The Sequence of Cumulative Adjectives

Cumulative (aka attributive) adjectives, unlike coordinate (aka correlative) adjectives, do not require commas between them when placed before their object in a sentence. While coordinate adjectives are sequentially interchangeable, there is a standard order to cumulative adjectives that most native English speakers understand intuitively without necessarily realizing it:

  1. Articles, possessives, and demonstrativesthe, her, those
  2. Time indicators: last, primary, next
  3. Words indicating amount, or counting words: twelve, few, extra
  4. Evaluating words: tiresome, pretty, difficult
  5. Words describing size: enormous, high, small
  6. Words describing shape: square, flat, oblong
  7. Words describing a condition: clean, cold, melted
  8. Age indicators: old, ancient, young
  9. Colors: green, pink, black
  10. Nationality or geographical region: American, Scandinavian
  11. Religion: Christian, Islamic, Hindu
  12. Material or composition: brick-and-mortar, silk, clay
  13. Words that are usually nouns used as adjectives: steak knife, junk drawer

See this Oxford University Press quiz for examples following this pattern. Example #7 is properly reordered to A strange small square metal box. (1+4+5+6+12+noun.) A recent article at Slate discusses the semantic development of the conventional sequence of cumulative adjectives in English (although their list is not as long nor specific as the one above).

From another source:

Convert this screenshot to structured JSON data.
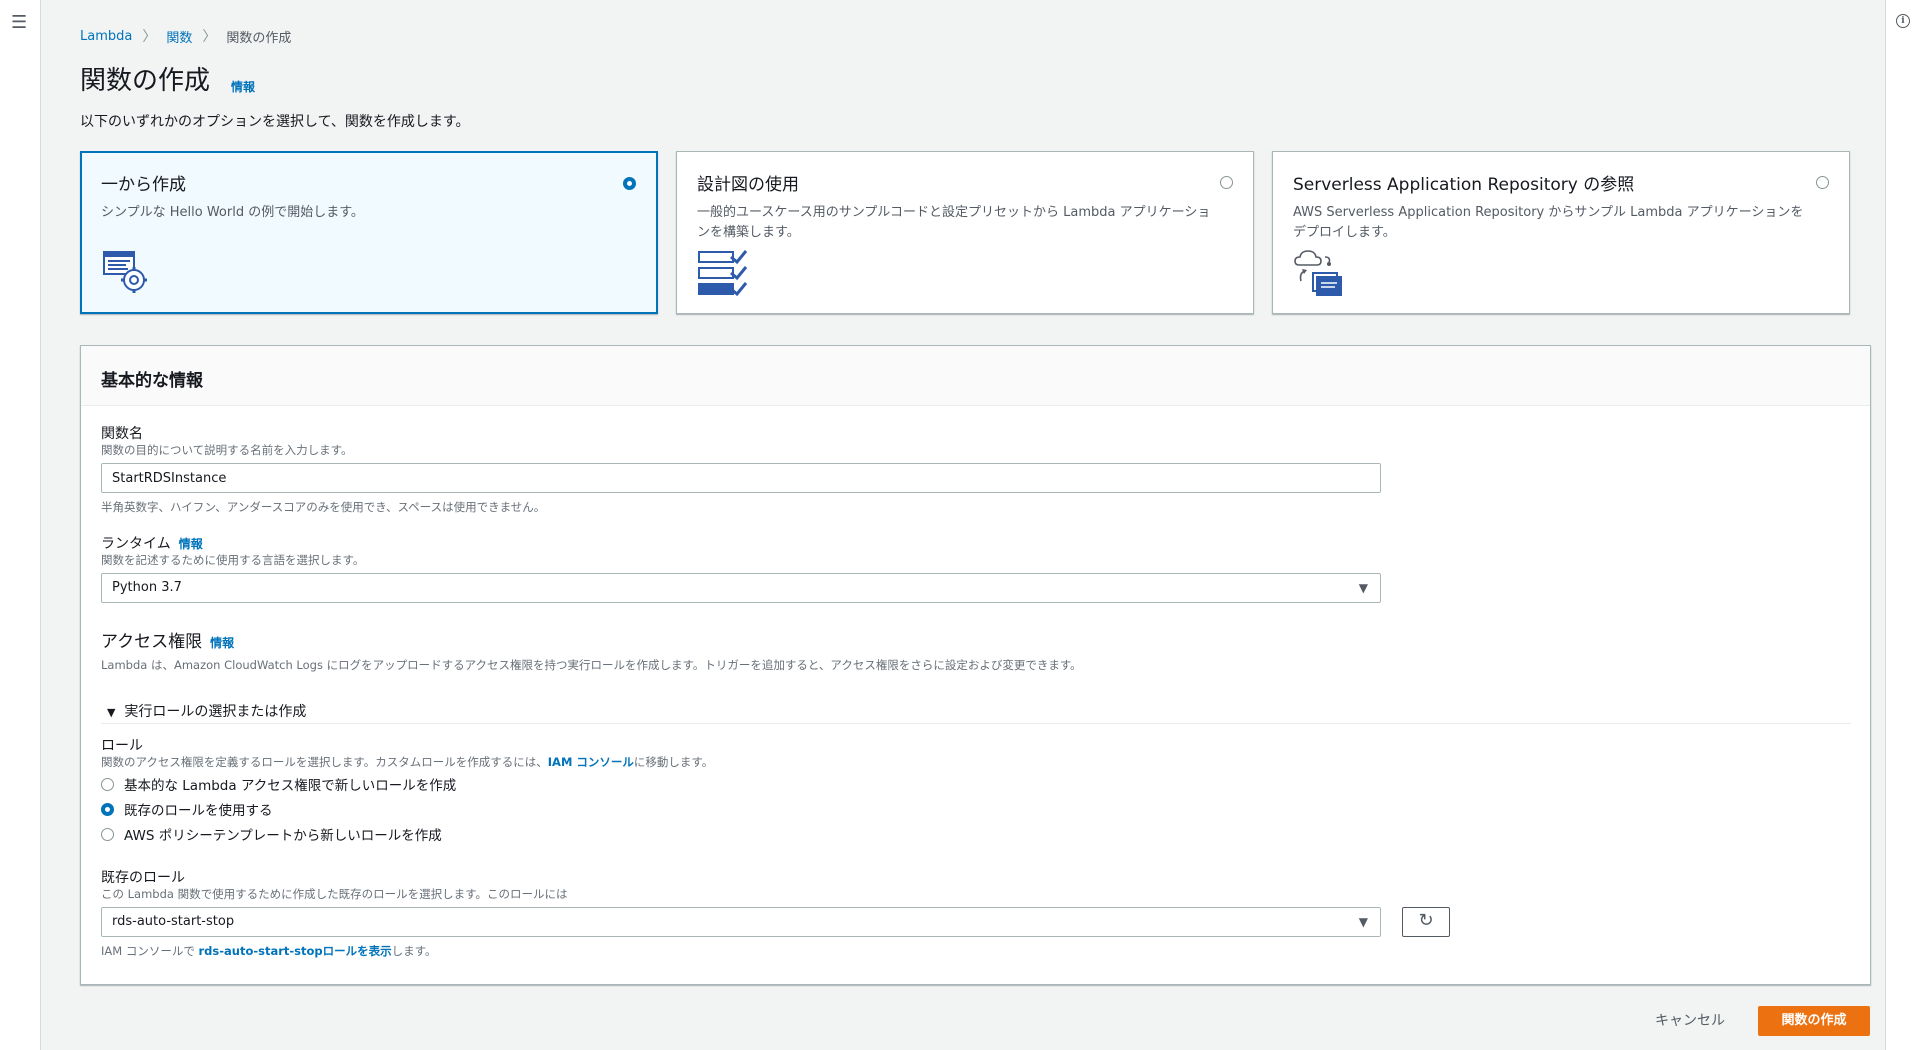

Witch-burner & Bible-botherer James I of England

Witch-burner/Bible-botherer James I of England & Ireland/James IV of Scotland. After Paul van Somer, c. 1630.

One of the useful aspects of this sequence is the ability to change meaning, feeling or emphasis by putting cumulative adjectives in non-standard order, often for purposes of poetic allusion. Consider this line from the King James Bible:
[…] after the fire a still small voice.
Still (meaning ‘unmoving’) = #7, a condition; small = #5, size. The conventional order is reversed. See various other translations of the same verse: a voice, a soft whisper; the sound of a low whisper; a quiet, whispering voice; a sound of a gentle blowing. One can imagine King James VI and I’s scholars choosing this translation for poetic, rather than doctrinal, reasons.

(There are also such things as non-intersective and anti-intersective adjectives, which slot in between numbers 1 & 2 above, and which will be covered in a future post.)